The May 18th European General Data Protection Regulation, commonly known as the GDPR, affects most of Europe, including the UK. If you’re selling or operating in the EU or are expanding your marketing efforts to include Europe or are already there, it’s important that you understand how the GDPR affects those efforts, including your SEO.
Search engine optimization requires that you use a great deal of customer data relating to searches, activity on page, click-through, and so on. The more data you collect or intend to collect, the more relevant the GDPR will be for you. This article reviews everything you need to know about the GDPR and your SEO, so you can take steps to become compliant, optimize, and audit or review your current methods to ensure compliance.
Does the GDPR Affect My Business?
The GDPR is EU only, which means that you only have to worry about regulations if you have a specific presence in the EU. Even if someone from Europe were to find your products or articles online, you wouldn’t be bound by the GDPR unless you have a real presence in an EU country.
In addition, it’s not your responsibility to ensure that data you collect via a data processor such as Google Analytics is compliant. Because Google is collecting and processing the data for you, it is responsible for GDPR compliance, not you. However, you still have to use that data in compliance with the GDPR.
On the other hand, if you are collecting data through your own site using your own tool or smaller tools which do not process data, you may be responsible for ensuring GDPR compliance. For example, if you have your own analytics engine, if you collect data when asking people to sign up for emails, or otherwise collect raw information from your own site, it is your responsibility to consider.
In short, if you’re actively selling in the EU or Europe and collect your own data as part of SEO, the GDPR will definitely affect you.
Consent for Cookies and Tracking
Any website operating in the EU is now required to ask for consent to use cookies and tracking, with active consent rather than passive required. While cookie requests have been the norm for some time in the EU, the GDPR requires that you explicitly state what cookies users are agreeing to and sometimes requires several agreements for different cookies. You will have to manage this consent so that users don’t have to keep pushing it.
Unfortunately, cookie consent popups may slow down your site which could affect your Google search performance. However, because most of your competitors will logically be applying the same measures to avoid penalties, you can assume that everyone will be hit equally as hard. Taking steps to account for slowed site responsiveness could help you to improve SEO.
Tracking Goals and On-Page Actions
Most SEO pages are created with the intention of driving traffic to a specific source or page such as to a newsletter signup or to purchase a product.

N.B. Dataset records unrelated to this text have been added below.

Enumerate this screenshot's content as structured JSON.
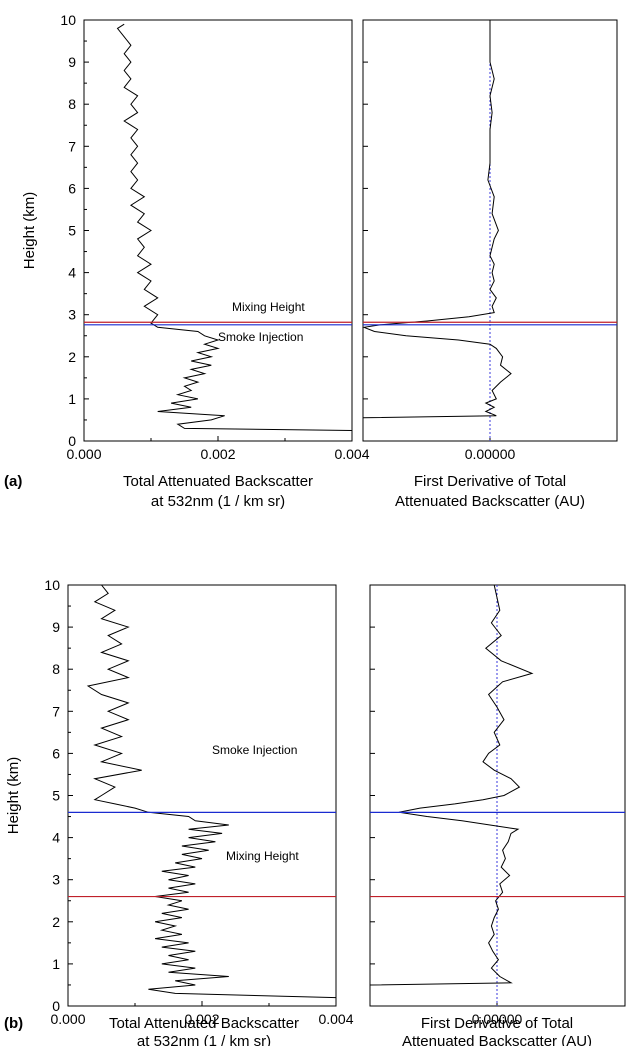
{
  "chart_data": [
    {
      "panel": "(a)",
      "type": "line",
      "title": "",
      "ylabel": "Height (km)",
      "ylim": [
        0,
        10
      ],
      "yticks": [
        "0",
        "1",
        "2",
        "3",
        "4",
        "5",
        "6",
        "7",
        "8",
        "9",
        "10"
      ],
      "annotations": [
        "Mixing Height",
        "Smoke Injection"
      ],
      "mixing_height_km": 2.82,
      "smoke_injection_km": 2.76,
      "line_colors": {
        "mixing": "#c0202a",
        "injection": "#1a2bd0"
      },
      "left": {
        "xlabel": "Total Attenuated Backscatter",
        "xlabel2": "at 532nm (1 / km sr)",
        "xlim": [
          0,
          0.004
        ],
        "xticks": [
          "0.000",
          "0.002",
          "0.004"
        ],
        "y": [
          0.25,
          0.3,
          0.4,
          0.5,
          0.6,
          0.7,
          0.8,
          0.9,
          1.0,
          1.1,
          1.2,
          1.3,
          1.4,
          1.5,
          1.6,
          1.7,
          1.8,
          1.9,
          2.0,
          2.1,
          2.2,
          2.3,
          2.4,
          2.5,
          2.6,
          2.7,
          2.8,
          3.0,
          3.2,
          3.4,
          3.6,
          3.8,
          4.0,
          4.2,
          4.4,
          4.6,
          4.8,
          5.0,
          5.2,
          5.4,
          5.6,
          5.8,
          6.0,
          6.2,
          6.4,
          6.6,
          6.8,
          7.0,
          7.2,
          7.4,
          7.6,
          7.8,
          8.0,
          8.2,
          8.4,
          8.6,
          8.8,
          9.0,
          9.2,
          9.4,
          9.6,
          9.8,
          9.9
        ],
        "x": [
          0.004,
          0.0015,
          0.0014,
          0.0019,
          0.0021,
          0.0011,
          0.0016,
          0.0013,
          0.0017,
          0.0014,
          0.0016,
          0.0015,
          0.0017,
          0.0015,
          0.0018,
          0.0016,
          0.0019,
          0.0016,
          0.0019,
          0.0017,
          0.002,
          0.0018,
          0.002,
          0.0018,
          0.0017,
          0.0011,
          0.001,
          0.0011,
          0.0009,
          0.0011,
          0.0009,
          0.001,
          0.0008,
          0.001,
          0.0008,
          0.0009,
          0.0008,
          0.001,
          0.0008,
          0.0009,
          0.0007,
          0.0009,
          0.0007,
          0.0008,
          0.0007,
          0.0008,
          0.0007,
          0.0008,
          0.0007,
          0.0008,
          0.0006,
          0.0008,
          0.0007,
          0.0008,
          0.0006,
          0.0007,
          0.0006,
          0.0007,
          0.0006,
          0.0007,
          0.0006,
          0.0005,
          0.0006
        ]
      },
      "right": {
        "xlabel": "First Derivative of Total",
        "xlabel2": "Attenuated Backscatter (AU)",
        "xtick": "0.00000",
        "zero_line_color": "#3a3adc",
        "y": [
          0.55,
          0.6,
          0.7,
          0.8,
          0.9,
          1.0,
          1.2,
          1.4,
          1.6,
          1.8,
          2.0,
          2.2,
          2.3,
          2.4,
          2.5,
          2.6,
          2.7,
          2.76,
          2.85,
          2.95,
          3.05,
          3.2,
          3.4,
          3.6,
          3.8,
          4.0,
          4.2,
          4.4,
          4.6,
          4.8,
          5.0,
          5.4,
          5.8,
          6.2,
          6.6,
          7.0,
          7.4,
          7.8,
          8.2,
          8.6,
          9.0,
          9.4,
          9.8,
          10.0
        ],
        "x": [
          -12.0,
          0.3,
          -0.2,
          0.2,
          -0.2,
          0.3,
          0.1,
          0.5,
          1.0,
          0.5,
          0.6,
          0.3,
          0.0,
          -1.5,
          -4.0,
          -5.5,
          -6.0,
          -5.2,
          -3.0,
          -1.0,
          0.2,
          0.1,
          0.3,
          0.0,
          0.2,
          0.1,
          0.2,
          0.0,
          0.1,
          0.2,
          0.4,
          0.1,
          0.2,
          -0.1,
          0.0,
          0.0,
          0.0,
          0.1,
          0.0,
          0.2,
          0.0,
          0.0,
          0.0,
          0.0
        ]
      }
    },
    {
      "panel": "(b)",
      "type": "line",
      "title": "",
      "ylabel": "Height (km)",
      "ylim": [
        0,
        10
      ],
      "yticks": [
        "0",
        "1",
        "2",
        "3",
        "4",
        "5",
        "6",
        "7",
        "8",
        "9",
        "10"
      ],
      "annotations": [
        "Smoke Injection",
        "Mixing Height"
      ],
      "mixing_height_km": 2.6,
      "smoke_injection_km": 4.6,
      "line_colors": {
        "mixing": "#c0202a",
        "injection": "#1a2bd0"
      },
      "left": {
        "xlabel": "Total Attenuated Backscatter",
        "xlabel2": "at 532nm (1 / km sr)",
        "xlim": [
          0,
          0.004
        ],
        "xticks": [
          "0.000",
          "0.002",
          "0.004"
        ],
        "y": [
          0.2,
          0.3,
          0.4,
          0.5,
          0.6,
          0.7,
          0.8,
          0.9,
          1.0,
          1.1,
          1.2,
          1.3,
          1.4,
          1.5,
          1.6,
          1.7,
          1.8,
          1.9,
          2.0,
          2.1,
          2.2,
          2.3,
          2.4,
          2.5,
          2.6,
          2.7,
          2.8,
          2.9,
          3.0,
          3.1,
          3.2,
          3.3,
          3.4,
          3.5,
          3.6,
          3.7,
          3.8,
          3.9,
          4.0,
          4.1,
          4.2,
          4.3,
          4.4,
          4.5,
          4.6,
          4.7,
          4.8,
          4.9,
          5.0,
          5.2,
          5.4,
          5.6,
          5.8,
          6.0,
          6.2,
          6.4,
          6.6,
          6.8,
          7.0,
          7.2,
          7.4,
          7.6,
          7.8,
          8.0,
          8.2,
          8.4,
          8.6,
          8.8,
          9.0,
          9.2,
          9.4,
          9.6,
          9.8,
          10.0
        ],
        "x": [
          0.004,
          0.0016,
          0.0012,
          0.0019,
          0.0016,
          0.0024,
          0.0015,
          0.0019,
          0.0014,
          0.0018,
          0.0015,
          0.0019,
          0.0014,
          0.0018,
          0.0013,
          0.0017,
          0.0014,
          0.0016,
          0.0013,
          0.0017,
          0.0014,
          0.0018,
          0.0015,
          0.0017,
          0.0013,
          0.0018,
          0.0015,
          0.0019,
          0.0015,
          0.0018,
          0.0014,
          0.0019,
          0.0016,
          0.002,
          0.0017,
          0.0021,
          0.0017,
          0.0022,
          0.0018,
          0.0023,
          0.0018,
          0.0024,
          0.0019,
          0.0018,
          0.0012,
          0.001,
          0.0007,
          0.0004,
          0.0005,
          0.0007,
          0.0004,
          0.0011,
          0.0005,
          0.0008,
          0.0004,
          0.0008,
          0.0005,
          0.0009,
          0.0006,
          0.0009,
          0.0005,
          0.0003,
          0.0009,
          0.0006,
          0.0009,
          0.0005,
          0.0008,
          0.0006,
          0.0009,
          0.0005,
          0.0007,
          0.0004,
          0.0006,
          0.0005
        ]
      },
      "right": {
        "xlabel": "First Derivative of Total",
        "xlabel2": "Attenuated Backscatter (AU)",
        "xtick": "0.00000",
        "zero_line_color": "#3a3adc",
        "y": [
          0.5,
          0.55,
          0.7,
          0.9,
          1.1,
          1.3,
          1.5,
          1.7,
          1.9,
          2.1,
          2.3,
          2.5,
          2.7,
          2.9,
          3.1,
          3.3,
          3.5,
          3.7,
          3.9,
          4.1,
          4.2,
          4.3,
          4.4,
          4.5,
          4.6,
          4.7,
          4.8,
          4.9,
          5.0,
          5.2,
          5.4,
          5.6,
          5.8,
          6.0,
          6.2,
          6.5,
          6.8,
          7.1,
          7.4,
          7.7,
          7.9,
          8.2,
          8.5,
          8.8,
          9.1,
          9.4,
          9.7,
          10.0
        ],
        "x": [
          -11.0,
          1.0,
          0.2,
          -0.4,
          0.1,
          -0.3,
          -0.6,
          -0.2,
          -0.4,
          -0.2,
          0.1,
          -0.1,
          0.4,
          0.2,
          0.9,
          0.3,
          0.6,
          0.4,
          0.8,
          1.0,
          1.5,
          -0.5,
          -2.5,
          -5.0,
          -7.0,
          -5.5,
          -3.0,
          -1.0,
          0.5,
          1.6,
          1.0,
          -0.2,
          -1.0,
          -0.6,
          0.2,
          -0.2,
          0.5,
          0.0,
          -0.6,
          0.4,
          2.5,
          0.3,
          -0.8,
          0.3,
          -0.4,
          0.2,
          0.0,
          -0.2
        ]
      }
    }
  ]
}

While you can still track this data including click through and purchase rates or sign-up rates, you will have to clearly and actively manage consent to do so. For example, you can track user’s sign-up rate, but will have to either include a Cookie request at the top of the page with a clear explanation of what the form is for or include it as part of signing up to the newsletter. This will naturally annoy some users and could lower your conversion rate.
Using Data Appropriately
While you could previously do anything you liked with anonymous customer data once you collected it, this is often no longer the case. The GDPR requires that you only share data with relevant parties who are using it, which means that search usage data shouldn’t really go beyond marketing teams. In addition, if data has personally identifiable information such as an address or birth date in it, you shouldn’t be sharing it beyond very specifically relevant people or teams.
For example, if analytics data is frequently shared across emails or you’re sharing reports with personal rather than only anonymous data, you could be in violation of the GDPR. You also have to consider whether you’re using tools to de-anonymize data, which could put you in violation of the GDPR.
Personally Identifiable Information or PII includes any information which could be used in combination with other data you already have (address, email, social media, etc.) to identify the person or their address. If you’re collecting this type of data as part of your SEO campaign, you need to ensure that internal measures are in place to prevent it from being shared.
If you’re using Google Analytics, you can easily turn on anonymization features to remove the last portion of IP addresses, so you can see the general area visitors are coming from, without seeing personal data which could be used to identify the visitor.
Is GDPR Compliance a Ranking Factor?
While it’s likely that Google may eventually consider GDPR compliance as a ranking factor, there’s no evidence this is currently the case. In addition, Google may eventually integrate a popup to warn visitors if sites are not GDPR compliant, similar to warnings that sites are not HTTPS. While initially an optional “nice-to-have” for websites, HTTPS became a must-have as popups greatly reduced on-site conversion and GDPR compliance could go the same way in the EU.
While the GDPR is impacting a great deal of the web, your SEO campaigns won’t have to change as much as you think. The GDPR primarily asks that businesses be more careful with the data they collect and share and that they be more transparent about collecting it, meaning that most of the impact will be on-page, after visitors click through from search.
While you can and should take steps to reduce the impact of popups for GDPR compliance, you won’t be able to do much else to improve marketing efforts. For now, GDPR compliance won’t affect how you show up in search, although it may in the near to mid-term.
Your best option is to review how you’re collecting and sharing data, make changes where appropriate to prevent non-compliance, and then move forward with the GDPR in mind. If you’re expanding marketing efforts into Europe, your only major concern should be in how you track and test campaigns as well as how you communicate which data you collect once customers click through to your page.